Leach must know something about rapport, the way he attracts young jazz talent from near and far. Bagasou, a Northridge resident, has heard “almost every ‘A’ band concert since I was in junior high school. That really motivated me to go to school here,” he said. Trumpeter John Chudoba, 20, from Chicago, played at Disneyland over the summer and then enrolled at CSUN. He said he talked to many people and that all of them said CSUN had “the best jazz program.”

Advertisement

The quality of the program is reflected in the number of “name” working professionals who have attended CSUN and played for Leach--whose ‘A’ band is just one of the school’s three big bands. Among those professionals are guitarists Grant Geissman, Mitch Holder and Dan Sawyer; saxophonists Gordon Goodwin and Glen Garrett; keyboardists Randy Kerber and Greg Mathieson, and drummers Dave Tull and Billy Hulting. Collectively, they’ve worked with jazzmen such as Chuck Mangione and Maynard Ferguson and pop stars such as Bette Midler and Barry Manilow.

Through the years, Leach’s bands have traveled throughout the United States, competing at dozens of college jazz festivals. His office is lined with trophies and plaques awarded to his bands--both the first, 1972, and the most recent, 1988, are from the Pacific Coast Collegiate Jazz Festival, a Berkeley-based event that CSUN bands have won nine times.

But this year’s band is green--there are only three returning members--so the rehearsal he conducted was designed specifically to get the ensemble prepped up for its first concert.

Leach, who holds a masters degree in music from Michigan State University, is used to the problems new students have. “They miss a lot of basic concepts,” he said, “like not holding out notes, not listening to their lead players and or phrasing like him. And they’re not listening to each other.”

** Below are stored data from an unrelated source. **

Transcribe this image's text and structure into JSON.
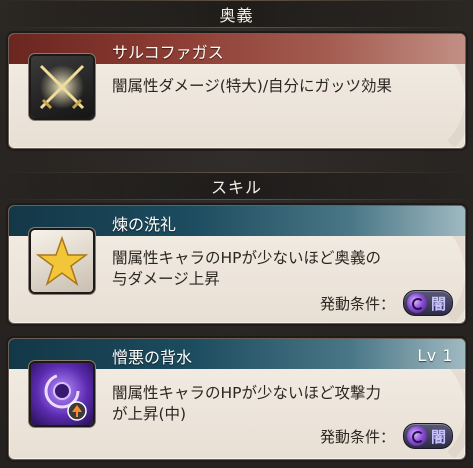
{
  "sections": {
    "ougi": {
      "header": "奥義",
      "card": {
        "title": "サルコファガス",
        "description": "闇属性ダメージ(特大)/自分にガッツ効果",
        "icon": "crossed-swords-icon"
      }
    },
    "skills": {
      "header": "スキル",
      "cards": [
        {
          "title": "煉の洗礼",
          "description_line1": "闇属性キャラのHPが少ないほど奥義の",
          "description_line2": "与ダメージ上昇",
          "condition_label": "発動条件：",
          "condition_element": "闇",
          "icon": "gold-star-icon"
        },
        {
          "title": "憎悪の背水",
          "level": "Lv 1",
          "description_line1": "闇属性キャラのHPが少ないほど攻撃力",
          "description_line2": "が上昇(中)",
          "condition_label": "発動条件：",
          "condition_element": "闇",
          "icon": "dark-swirl-icon"
        }
      ]
    }
  },
  "colors": {
    "ougi_bar": "#8c3c32",
    "skill_bar": "#1c4c5f",
    "dark_element": "#8a4fd6",
    "card_bg": "#f4eee6"
  }
}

The leader is confident he can work things out. “I’m fairly well-organized,” he said. “I know where I want to be and I know how to get there. I’m always prepared. They’re never left standing there, wondering where we’re going. A lot of jazz directors, because it’s jazz, keep it loose. In rehearsal, I know what I want to get done in those two hours. It’s not ‘Y’all just pull out your fiddles and strum.’ ”

It’s not easy to get on the roster of Leach’s band. There’s a difficult audition process, and “out of that we can pretty much select the ‘A’ band,” he said. “But there are some players who are very close, so we take those and let them play and settle it that way.”

Advertisement

Most of those who don’t make the grade, even veterans--”it’s harder where someone who’s been in the band is knocked out by someone who outperforms them at the next audition”--take it in stride, only vowing to work harder to pass the next audition, one of which is held at the beginning of every semester. “The players just know that they got cut by somebody else,” Leach said. “There’s a very professional attitude here.”

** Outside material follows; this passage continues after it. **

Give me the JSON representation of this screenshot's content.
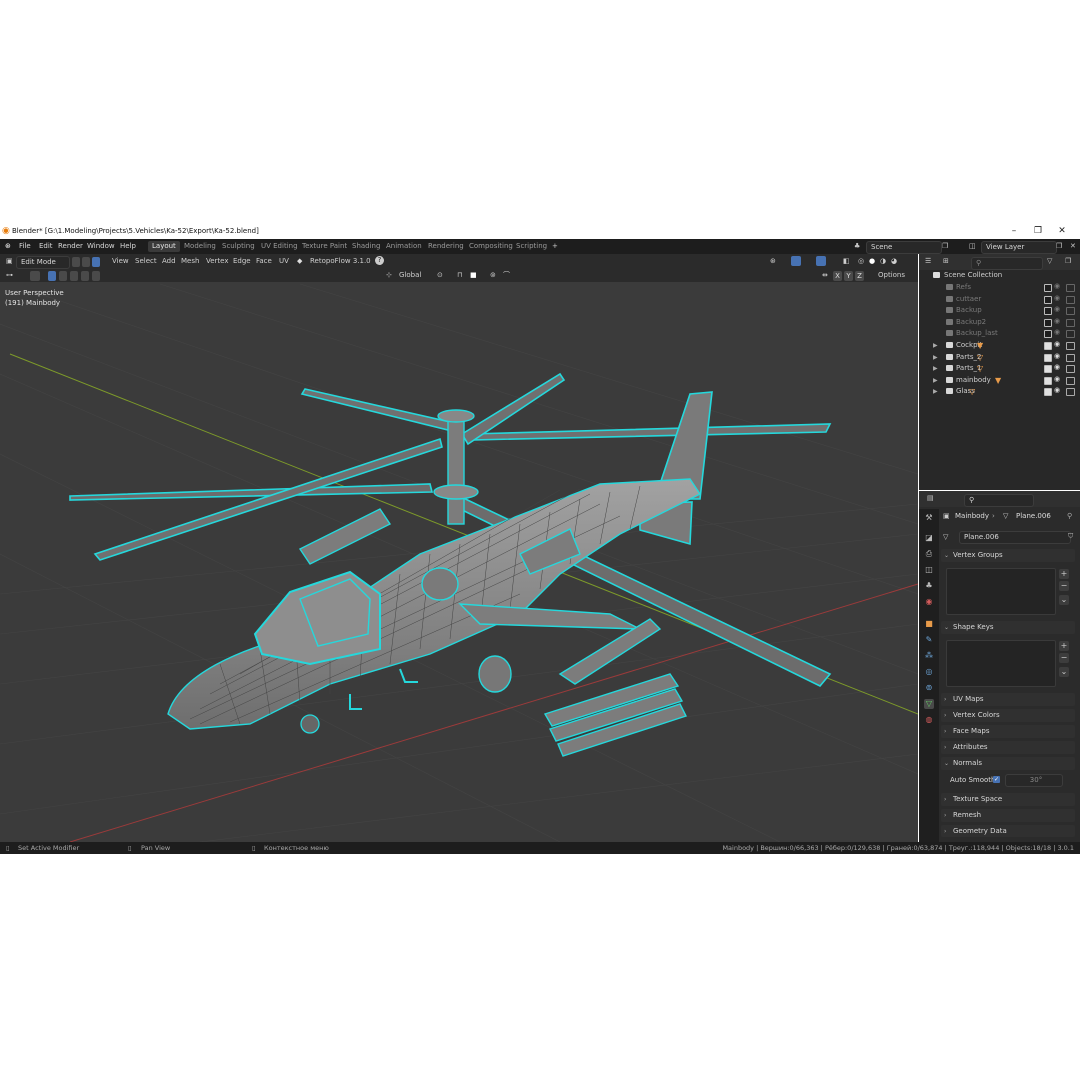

It’s an attitude that Leach spends a lot of energy cultivating in his players. “I’m trying to get the kids to be sharp and alert musicians, and fulfill the needs of the people out there who hire you,” he said. “See, I’m the last guy that will bitch at them, their college band director. Then they try to be pros. And in the professional world, a pro doesn’t turn to another pro and say, ‘Your tone is bad.’ He simply fires him and doesn’t hire him again. I have the last chance to shape them up for a professional career.”

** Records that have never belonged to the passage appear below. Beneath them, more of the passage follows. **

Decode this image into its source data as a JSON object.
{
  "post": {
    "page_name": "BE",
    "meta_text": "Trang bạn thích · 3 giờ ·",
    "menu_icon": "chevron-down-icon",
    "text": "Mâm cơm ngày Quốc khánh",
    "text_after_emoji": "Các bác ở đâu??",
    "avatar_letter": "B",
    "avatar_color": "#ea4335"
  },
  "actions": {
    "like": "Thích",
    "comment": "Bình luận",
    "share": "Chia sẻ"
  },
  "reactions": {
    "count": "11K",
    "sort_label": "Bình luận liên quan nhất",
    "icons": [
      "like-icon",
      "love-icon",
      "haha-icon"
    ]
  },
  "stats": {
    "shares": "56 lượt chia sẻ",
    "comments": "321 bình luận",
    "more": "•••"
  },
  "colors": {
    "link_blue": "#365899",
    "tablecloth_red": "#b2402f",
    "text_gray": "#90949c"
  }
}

According to Leach, playing at CSUN has taken on some meaning in the professional world. “Now going here amounts to part of your credentials, at least in this town, whereas in the past your only credentials were experience with name bands,” he said.

“I’ve heard the band on several occasions and it always sounds good,” said Bill Holman, the Grammy-winning composer/arranger who’s written for Stan Kenton, Woody Herman and most recently, Doc Severinsen. “My impression is that CSUN is a good place to go to school.”

Deep down, Leach doesn’t care whether the band wins contests or whether his players turn pro: Basically, he just likes working with the students. “I’m a people person,” he said. “I always tell them, ‘This isn’t a religion; it’s just music. But while you’re here for two hours, I want your attention and I’ll try to give you mine.’ And if we play well out of this, that’s the reward.”